Judge Rutherford added: "It leads up to what happens in respect of the matter that he faces now."

On August 4 last year, Meyers was arrested amid a multi agency operation that saw Oxford Street and part of Cambridge Street cordoned off for two days.

Residents had to be evacuated from their homes and the action came at a cost of £36,000 to the taxpayer.

He has today admitted possessing nitric acid, hydrogen peroxide, potassium perchlorate and potassium chlorate — all of which require Home Office approval.

Judge Rutherford said police had warned Meyers on a number of occasions that he must obtain a licence for the substances prior to his arrest.

"As a consequence of further investigations it seems his possession of these substances led to an operation, which in turn made a 200 metre-wide cordon around the area," said Judge Rutherford.

Mitigating, David Robson, said his client had fully cooperated with police and pleaded guilty at the earliest opportunity.

"He was physically ill and couldn't continue his business and his business collapsed," said Mr Robson.

But the judge said Meyers' decision to ignore the police warnings was an aggravating feature.

"He may have cooperated but it seems to me that the aggravating features are such that he is a qualified man, fully qualified in the use and trade of such substances.

"He's been spoken to by the police in respect of the serious nature of the business that he runs. He is warned but he is still in possession of these chemicals," said the judge.

Ordering Meyers to stand, he told him: "As it stands in the circumstances, I feel this matter is too serious for this court and, consequently, you are committed to Crown Court on April 27."

Meyers was granted unconditional bail and was allowed to walk free from court accompanied by a friend.

Speaking after court, Detective Chief Superintendent Matt Hutchinson said: "Gert Meyers legally sold substances to two people who were subsequently prosecuted for terrorism offences.

"This may not have been illegal at the time, however he should have been more responsible for who he was supplying these potentially dangerous substances.

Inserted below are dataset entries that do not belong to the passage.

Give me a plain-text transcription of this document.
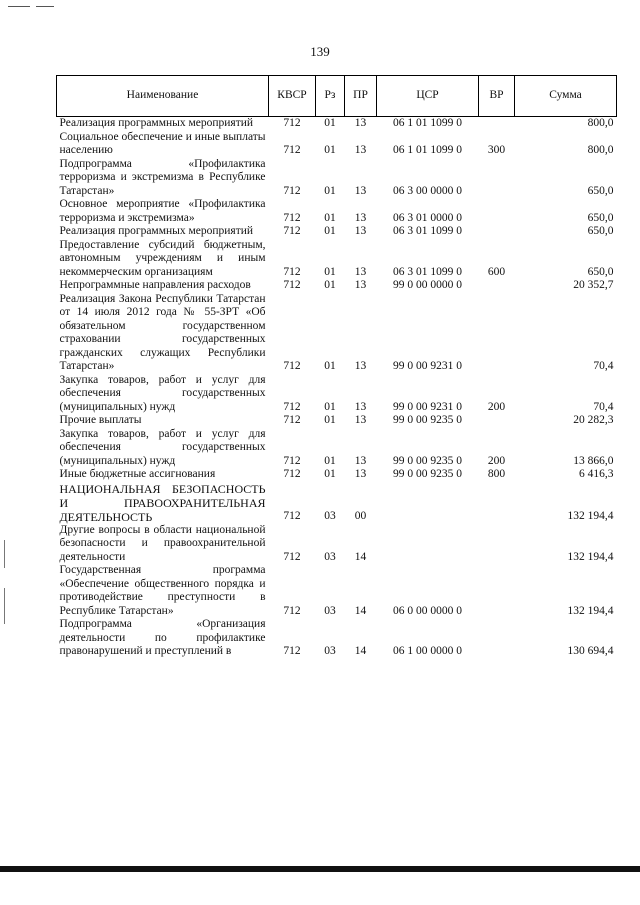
139
Наименование	КВСР	Рз	ПР	ЦСР	ВР	Сумма
Реализация программных мероприятий	712	01	13	06 1 01 1099 0		800,0
Социальное обеспечение и иные выплаты населению	712	01	13	06 1 01 1099 0	300	800,0
Подпрограмма «Профилактика терроризма и экстремизма в Республике Татарстан»	712	01	13	06 3 00 0000 0		650,0
Основное мероприятие «Профилактика терроризма и экстремизма»	712	01	13	06 3 01 0000 0		650,0
Реализация программных мероприятий	712	01	13	06 3 01 1099 0		650,0
Предоставление субсидий бюджетным, автономным учреждениям и иным некоммерческим организациям	712	01	13	06 3 01 1099 0	600	650,0
Непрограммные направления расходов	712	01	13	99 0 00 0000 0		20 352,7
Реализация Закона Республики Татарстан от 14 июля 2012 года № 55-ЗРТ «Об обязательном государственном страховании государственных гражданских служащих Республики Татарстан»	712	01	13	99 0 00 9231 0		70,4
Закупка товаров, работ и услуг для обеспечения государственных (муниципальных) нужд	712	01	13	99 0 00 9231 0	200	70,4
Прочие выплаты	712	01	13	99 0 00 9235 0		20 282,3
Закупка товаров, работ и услуг для обеспечения государственных (муниципальных) нужд	712	01	13	99 0 00 9235 0	200	13 866,0
Иные бюджетные ассигнования	712	01	13	99 0 00 9235 0	800	6 416,3
НАЦИОНАЛЬНАЯ БЕЗОПАСНОСТЬ И ПРАВООХРАНИТЕЛЬНАЯ ДЕЯТЕЛЬНОСТЬ	712	03	00			132 194,4
Другие вопросы в области национальной безопасности и правоохранительной деятельности	712	03	14			132 194,4
Государственная программа «Обеспечение общественного порядка и противодействие преступности в Республике Татарстан»	712	03	14	06 0 00 0000 0		132 194,4
Подпрограмма «Организация деятельности по профилактике правонарушений и преступлений в	712	03	14	06 1 00 0000 0		130 694,4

"When the legislation changed he then failed to heed the warnings about the consequences of possessing these substances and is now facing the consequences of his actions and the prospect of a custodial sentence when he is sentenced next month.

"His irresponsible actions led to widespread disruption in Bridlington, whilst emergency services safely removed the volatile substances he was keeping in his home.

"We are committed to keeping the public safe and will take proactive steps to do so like we have in this case.”